2015, like last year, could almost be dubbed the year of the data breach. We all know about the IRS data breach and the scandalous breach of Ashley Madison because they’re all over the news. But what are the major data breaches that didn’t get as much coverage? Surely, we’re not only concerned with the breaches that the media decides to cover, but all data breaches, especially those that affect services we ourselves use.
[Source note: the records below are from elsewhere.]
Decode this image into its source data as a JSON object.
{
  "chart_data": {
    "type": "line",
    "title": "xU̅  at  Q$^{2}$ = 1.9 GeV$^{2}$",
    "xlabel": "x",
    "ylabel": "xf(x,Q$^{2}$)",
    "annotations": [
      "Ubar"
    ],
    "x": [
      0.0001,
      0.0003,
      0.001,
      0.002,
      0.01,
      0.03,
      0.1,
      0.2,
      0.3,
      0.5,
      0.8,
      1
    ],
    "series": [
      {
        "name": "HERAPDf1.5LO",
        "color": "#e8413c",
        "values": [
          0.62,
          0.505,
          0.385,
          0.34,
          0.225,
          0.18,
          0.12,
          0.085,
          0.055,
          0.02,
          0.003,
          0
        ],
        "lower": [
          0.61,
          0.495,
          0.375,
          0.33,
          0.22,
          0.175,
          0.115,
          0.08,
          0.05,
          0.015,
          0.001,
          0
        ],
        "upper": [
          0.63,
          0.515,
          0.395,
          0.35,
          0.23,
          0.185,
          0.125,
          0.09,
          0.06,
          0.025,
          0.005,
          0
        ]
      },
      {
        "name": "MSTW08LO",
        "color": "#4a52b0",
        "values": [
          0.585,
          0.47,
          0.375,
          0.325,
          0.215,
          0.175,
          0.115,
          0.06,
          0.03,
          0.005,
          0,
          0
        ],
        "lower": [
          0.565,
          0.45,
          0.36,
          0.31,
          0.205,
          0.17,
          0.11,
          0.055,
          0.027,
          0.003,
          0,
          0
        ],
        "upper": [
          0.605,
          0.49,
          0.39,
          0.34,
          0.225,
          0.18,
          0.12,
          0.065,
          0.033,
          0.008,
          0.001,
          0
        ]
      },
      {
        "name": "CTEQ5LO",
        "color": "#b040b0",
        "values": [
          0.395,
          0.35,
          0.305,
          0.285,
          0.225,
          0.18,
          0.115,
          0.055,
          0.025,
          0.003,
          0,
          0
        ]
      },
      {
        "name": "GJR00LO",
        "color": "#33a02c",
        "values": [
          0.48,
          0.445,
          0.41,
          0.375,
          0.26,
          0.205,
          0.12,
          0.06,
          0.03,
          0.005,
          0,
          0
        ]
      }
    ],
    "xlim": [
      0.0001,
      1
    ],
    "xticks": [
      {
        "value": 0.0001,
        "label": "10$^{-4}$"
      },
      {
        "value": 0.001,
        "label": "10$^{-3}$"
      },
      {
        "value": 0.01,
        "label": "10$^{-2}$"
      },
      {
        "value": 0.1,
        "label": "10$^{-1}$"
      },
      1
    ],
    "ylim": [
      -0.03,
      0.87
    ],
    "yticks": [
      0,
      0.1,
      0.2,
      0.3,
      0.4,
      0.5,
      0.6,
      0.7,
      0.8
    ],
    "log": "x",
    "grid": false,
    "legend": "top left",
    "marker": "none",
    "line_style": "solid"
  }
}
Here are five data breaches of 2015 that you may not have heard about:
CVS Pharmacy
CVS made headlines this year when the decided to stop selling tobacco in their stores, a move many thought would bring the company down. The opposite happened, in fact, and CVS has done quite well since the switch. However, they didn’t do so well in the cyber security department. In July CVS suspected a hack via their online photo ordering system. Turns out credit card information, email addresses, as well as home addresses were stolen.
Patreon
Patreon is a crowdfunding site to help fund lazy people’s hobbies…just kidding. Patreon helps artists and ‘creators’ fund their projects through crowdfunding. It’s an extremely popular site with millions of users. It was also the subject of a data breach – today actually! The website’s user information was posted online in a 15GB file that contained names, emails, credit card and social security numbers, as well as certain posts to the site.
Experian/T-Mobile
Of course, we wouldn’t hear about a data breach at a credit bureau would we! One of the “big three” in credit reports, Experian was hit with a data breach in September. The breach mostly affected T-Mobile customers as the cellular services company enlists Experian to run its credit checks for new customer accounts. What’s more is that encrypted social security numbers were also stolen, but the company warned that the encryption may have been compromised. Can someone say free credit report?
LastPass
LastPass, ironically, is a password vault that is designed to keep your passwords safe and accessible on different websites without having to type in your password each time. While passwords are heavily encrypted making it extremely difficult to do anything with the stolen data, if a user has a weak master password it can be easy to figure out all the passwords in the keychain. What happens next? Well, a hacker could potentially access any website that you have a password for that you store with LastPass.
UCLA Health
A lot of people have concerned with medical security this year, especially as many institutions around the country have been tasked with amending their coding system. Despite the extended efforts for better security mistakes are still made often, and UCLA found this out the hard way. . The UCLA health centers were hit with a huge attack that affected almost 5 Million records and included social security numbers as well as medical data. The worst part? The data itself was not encrypted – a totally amateur move.
Perhaps the scariest part about all of this is that even though we have rules and regulations in place that are designed to help protect our data in a more connected world, we still see major data breaches all the time. They happen each and every day, and while many of us have yet to be affected, it often seems like it’s only a matter of time before we experience it for ourselves.